The usefulness of money spent on cataract operations is shown by the World Health organisation in their Bulletin of 6th September 2011, which says “Clearly cataract surgery is practiced under very different circumstances in different parts of the world, and although its cost varies enormously it is one of the most cost-effective of all health interventions”.
(The quote is on http://www.who.int/bulletin/volumes/89/10/10-080366/en/ should anyone be interested). The operation requires no follow-up and, once performed, confers a lifelong benefit free of further cost to the charity.
As for river blindness: this is the second most common cause of blindness due to infection, after trachoma. Some 17,000,000 to 25,000,000 are affected by the disease, although it may take years to proceed to full blindness. A drug called Invermectin kills the larvae though not the adult worm that carries the disease in the human body. Invermectin is provided free by the manufacturer, Merck & Co. It needs no refrigeration and has a wide safety margin, so it can be given at very low cost by minimally trained community health workers. As humans are the only host, all that is needed is to administer Invermectin to a neighbourhood for long enough – six monthly or annual doses for 15 − 17 years is the practice – and the worms will die out and the neighbourhood be permanently free of the disease. It was eliminated in Colombia in 2013 and in Ecuador last year.

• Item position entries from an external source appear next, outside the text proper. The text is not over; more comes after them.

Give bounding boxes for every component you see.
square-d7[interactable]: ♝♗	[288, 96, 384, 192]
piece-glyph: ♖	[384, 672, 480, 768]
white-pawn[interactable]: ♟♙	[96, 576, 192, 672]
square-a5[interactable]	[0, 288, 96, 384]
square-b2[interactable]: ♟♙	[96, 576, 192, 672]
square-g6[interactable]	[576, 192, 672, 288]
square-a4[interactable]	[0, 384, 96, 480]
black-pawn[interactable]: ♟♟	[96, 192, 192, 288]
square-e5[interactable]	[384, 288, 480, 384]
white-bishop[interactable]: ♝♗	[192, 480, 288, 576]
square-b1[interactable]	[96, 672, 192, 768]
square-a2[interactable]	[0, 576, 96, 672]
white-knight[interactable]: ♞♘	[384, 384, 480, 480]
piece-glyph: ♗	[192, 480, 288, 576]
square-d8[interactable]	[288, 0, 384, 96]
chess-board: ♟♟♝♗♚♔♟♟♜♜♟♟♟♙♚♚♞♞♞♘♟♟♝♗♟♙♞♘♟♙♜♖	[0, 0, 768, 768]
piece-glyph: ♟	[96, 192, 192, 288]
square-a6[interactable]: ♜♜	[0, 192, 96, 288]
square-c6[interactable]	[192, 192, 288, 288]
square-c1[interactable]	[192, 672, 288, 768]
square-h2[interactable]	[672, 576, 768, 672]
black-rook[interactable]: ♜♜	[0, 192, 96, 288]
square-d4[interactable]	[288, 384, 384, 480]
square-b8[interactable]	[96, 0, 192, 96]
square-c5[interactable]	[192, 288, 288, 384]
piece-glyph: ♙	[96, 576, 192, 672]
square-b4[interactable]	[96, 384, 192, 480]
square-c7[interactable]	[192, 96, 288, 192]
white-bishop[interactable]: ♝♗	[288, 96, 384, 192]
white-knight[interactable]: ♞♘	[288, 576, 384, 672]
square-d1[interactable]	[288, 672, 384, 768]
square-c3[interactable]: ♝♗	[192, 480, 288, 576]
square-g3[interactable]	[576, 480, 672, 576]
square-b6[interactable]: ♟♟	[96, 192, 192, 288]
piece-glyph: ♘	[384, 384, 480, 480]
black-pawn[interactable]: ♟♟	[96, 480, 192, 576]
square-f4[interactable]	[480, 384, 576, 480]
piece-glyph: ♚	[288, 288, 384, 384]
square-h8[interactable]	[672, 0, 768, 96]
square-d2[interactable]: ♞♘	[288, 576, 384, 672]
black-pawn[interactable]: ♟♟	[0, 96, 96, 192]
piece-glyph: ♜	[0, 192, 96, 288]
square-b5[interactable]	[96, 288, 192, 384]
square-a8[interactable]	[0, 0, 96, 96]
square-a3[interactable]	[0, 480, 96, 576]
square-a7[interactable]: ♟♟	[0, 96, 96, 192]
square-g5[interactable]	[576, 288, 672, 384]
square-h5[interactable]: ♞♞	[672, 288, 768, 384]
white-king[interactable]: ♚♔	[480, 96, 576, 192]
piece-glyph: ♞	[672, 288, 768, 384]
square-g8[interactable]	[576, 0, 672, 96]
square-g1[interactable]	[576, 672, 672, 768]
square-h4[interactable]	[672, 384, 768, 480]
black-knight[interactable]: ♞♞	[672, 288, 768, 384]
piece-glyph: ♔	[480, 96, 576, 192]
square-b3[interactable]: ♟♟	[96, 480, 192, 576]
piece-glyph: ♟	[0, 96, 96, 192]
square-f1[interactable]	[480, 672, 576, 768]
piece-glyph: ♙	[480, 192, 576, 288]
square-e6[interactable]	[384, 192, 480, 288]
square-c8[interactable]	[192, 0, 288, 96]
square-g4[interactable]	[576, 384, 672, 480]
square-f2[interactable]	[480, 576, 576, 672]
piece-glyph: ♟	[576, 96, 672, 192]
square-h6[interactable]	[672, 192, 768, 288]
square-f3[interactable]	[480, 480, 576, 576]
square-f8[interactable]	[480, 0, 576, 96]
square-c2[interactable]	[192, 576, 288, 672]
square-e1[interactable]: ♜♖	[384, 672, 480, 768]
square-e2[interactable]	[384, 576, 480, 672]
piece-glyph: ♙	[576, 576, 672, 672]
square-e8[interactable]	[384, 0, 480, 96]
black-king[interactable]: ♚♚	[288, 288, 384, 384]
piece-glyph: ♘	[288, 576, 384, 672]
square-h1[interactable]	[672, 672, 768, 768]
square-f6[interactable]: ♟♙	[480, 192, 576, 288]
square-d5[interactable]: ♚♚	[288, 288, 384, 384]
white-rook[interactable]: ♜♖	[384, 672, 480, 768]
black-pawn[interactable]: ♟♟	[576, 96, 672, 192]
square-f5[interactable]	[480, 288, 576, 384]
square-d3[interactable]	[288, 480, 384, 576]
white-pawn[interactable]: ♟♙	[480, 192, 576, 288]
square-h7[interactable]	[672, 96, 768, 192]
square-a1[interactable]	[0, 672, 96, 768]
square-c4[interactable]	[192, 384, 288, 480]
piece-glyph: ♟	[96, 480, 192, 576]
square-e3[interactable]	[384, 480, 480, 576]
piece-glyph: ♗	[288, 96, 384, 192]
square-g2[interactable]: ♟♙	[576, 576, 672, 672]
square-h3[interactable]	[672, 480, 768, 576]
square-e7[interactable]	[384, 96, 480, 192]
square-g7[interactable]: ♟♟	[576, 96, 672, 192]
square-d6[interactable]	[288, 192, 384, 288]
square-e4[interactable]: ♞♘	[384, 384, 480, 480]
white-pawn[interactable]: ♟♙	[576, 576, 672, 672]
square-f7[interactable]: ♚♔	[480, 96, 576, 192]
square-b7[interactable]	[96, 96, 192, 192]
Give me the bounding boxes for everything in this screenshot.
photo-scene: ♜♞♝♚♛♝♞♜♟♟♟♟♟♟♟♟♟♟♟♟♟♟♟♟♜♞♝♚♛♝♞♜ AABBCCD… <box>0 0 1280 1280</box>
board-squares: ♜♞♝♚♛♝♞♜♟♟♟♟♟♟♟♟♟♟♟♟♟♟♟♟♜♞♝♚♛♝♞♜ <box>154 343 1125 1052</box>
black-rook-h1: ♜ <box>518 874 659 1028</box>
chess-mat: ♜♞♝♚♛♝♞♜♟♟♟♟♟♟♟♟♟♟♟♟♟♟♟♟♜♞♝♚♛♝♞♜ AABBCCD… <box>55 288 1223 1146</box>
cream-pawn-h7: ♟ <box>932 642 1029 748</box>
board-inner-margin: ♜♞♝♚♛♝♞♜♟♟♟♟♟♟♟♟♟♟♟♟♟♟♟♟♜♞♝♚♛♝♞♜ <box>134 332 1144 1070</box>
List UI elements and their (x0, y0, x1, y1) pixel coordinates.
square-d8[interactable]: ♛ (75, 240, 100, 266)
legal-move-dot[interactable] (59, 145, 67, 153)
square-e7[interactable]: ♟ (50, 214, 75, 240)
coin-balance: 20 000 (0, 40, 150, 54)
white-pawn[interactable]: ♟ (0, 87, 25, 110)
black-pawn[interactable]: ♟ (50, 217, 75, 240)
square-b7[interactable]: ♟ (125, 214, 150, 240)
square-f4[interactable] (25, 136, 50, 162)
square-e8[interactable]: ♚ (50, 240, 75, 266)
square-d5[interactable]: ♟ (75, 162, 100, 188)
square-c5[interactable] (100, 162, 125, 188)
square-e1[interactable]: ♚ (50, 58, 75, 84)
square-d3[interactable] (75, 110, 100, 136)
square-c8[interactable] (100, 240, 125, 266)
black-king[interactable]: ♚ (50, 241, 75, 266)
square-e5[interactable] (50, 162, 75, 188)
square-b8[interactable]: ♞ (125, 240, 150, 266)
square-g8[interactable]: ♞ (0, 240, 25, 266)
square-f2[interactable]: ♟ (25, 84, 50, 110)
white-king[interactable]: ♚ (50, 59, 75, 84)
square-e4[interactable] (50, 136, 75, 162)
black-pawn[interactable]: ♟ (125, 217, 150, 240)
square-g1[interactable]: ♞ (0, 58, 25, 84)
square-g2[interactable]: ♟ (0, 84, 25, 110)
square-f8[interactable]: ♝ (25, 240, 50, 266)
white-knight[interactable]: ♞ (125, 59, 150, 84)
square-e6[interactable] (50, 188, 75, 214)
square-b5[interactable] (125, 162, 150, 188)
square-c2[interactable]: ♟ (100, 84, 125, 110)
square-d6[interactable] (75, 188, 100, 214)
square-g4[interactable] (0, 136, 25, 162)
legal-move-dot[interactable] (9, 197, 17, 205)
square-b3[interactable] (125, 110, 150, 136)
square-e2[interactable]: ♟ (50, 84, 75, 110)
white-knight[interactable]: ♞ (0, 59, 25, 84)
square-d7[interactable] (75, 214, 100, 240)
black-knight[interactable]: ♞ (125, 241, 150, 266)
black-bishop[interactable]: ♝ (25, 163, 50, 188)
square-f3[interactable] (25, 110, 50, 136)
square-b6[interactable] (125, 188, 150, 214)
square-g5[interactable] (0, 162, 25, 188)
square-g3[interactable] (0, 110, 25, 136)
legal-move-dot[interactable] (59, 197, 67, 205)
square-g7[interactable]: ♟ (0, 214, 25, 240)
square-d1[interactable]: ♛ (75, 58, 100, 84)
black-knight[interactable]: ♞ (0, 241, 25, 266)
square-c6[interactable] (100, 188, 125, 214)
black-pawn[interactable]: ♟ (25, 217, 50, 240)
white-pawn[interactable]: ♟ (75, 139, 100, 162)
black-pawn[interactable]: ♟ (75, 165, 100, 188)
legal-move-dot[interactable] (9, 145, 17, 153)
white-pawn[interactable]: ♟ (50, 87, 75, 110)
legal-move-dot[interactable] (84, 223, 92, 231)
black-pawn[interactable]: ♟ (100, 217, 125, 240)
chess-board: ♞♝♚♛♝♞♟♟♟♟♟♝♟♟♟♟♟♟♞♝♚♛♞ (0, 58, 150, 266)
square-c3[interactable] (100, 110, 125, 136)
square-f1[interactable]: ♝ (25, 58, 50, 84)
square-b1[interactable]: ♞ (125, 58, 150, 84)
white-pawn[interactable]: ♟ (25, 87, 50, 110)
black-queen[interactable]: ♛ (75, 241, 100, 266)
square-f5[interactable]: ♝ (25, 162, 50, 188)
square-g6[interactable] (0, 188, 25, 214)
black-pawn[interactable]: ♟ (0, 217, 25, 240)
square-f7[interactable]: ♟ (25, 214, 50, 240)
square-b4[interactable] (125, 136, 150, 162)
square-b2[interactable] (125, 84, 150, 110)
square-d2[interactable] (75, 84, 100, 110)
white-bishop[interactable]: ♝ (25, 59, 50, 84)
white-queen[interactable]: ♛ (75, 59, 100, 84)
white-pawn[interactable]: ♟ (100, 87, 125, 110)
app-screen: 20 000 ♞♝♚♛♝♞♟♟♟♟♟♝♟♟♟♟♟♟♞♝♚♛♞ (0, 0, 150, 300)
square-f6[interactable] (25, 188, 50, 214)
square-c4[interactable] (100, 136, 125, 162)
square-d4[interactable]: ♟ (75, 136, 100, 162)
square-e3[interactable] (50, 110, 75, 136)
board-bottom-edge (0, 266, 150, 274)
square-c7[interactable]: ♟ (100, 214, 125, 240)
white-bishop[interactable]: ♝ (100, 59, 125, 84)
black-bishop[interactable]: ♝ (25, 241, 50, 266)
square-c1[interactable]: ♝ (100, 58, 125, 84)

Trachoma is the commonest cause of blindness through infection. Eliminating it is a more complicated process than eliminating river blindness, but equally possible. So far six countries – Ghana, Saudi Arabia, Mexico, Iran, Morocco and Oman – have each reported the disease eliminated within its borders.
Money donated to Sightsavers is helping to free from these two diseases not just people alive now, but their descendants for ever, and I can therefore think of no better charity.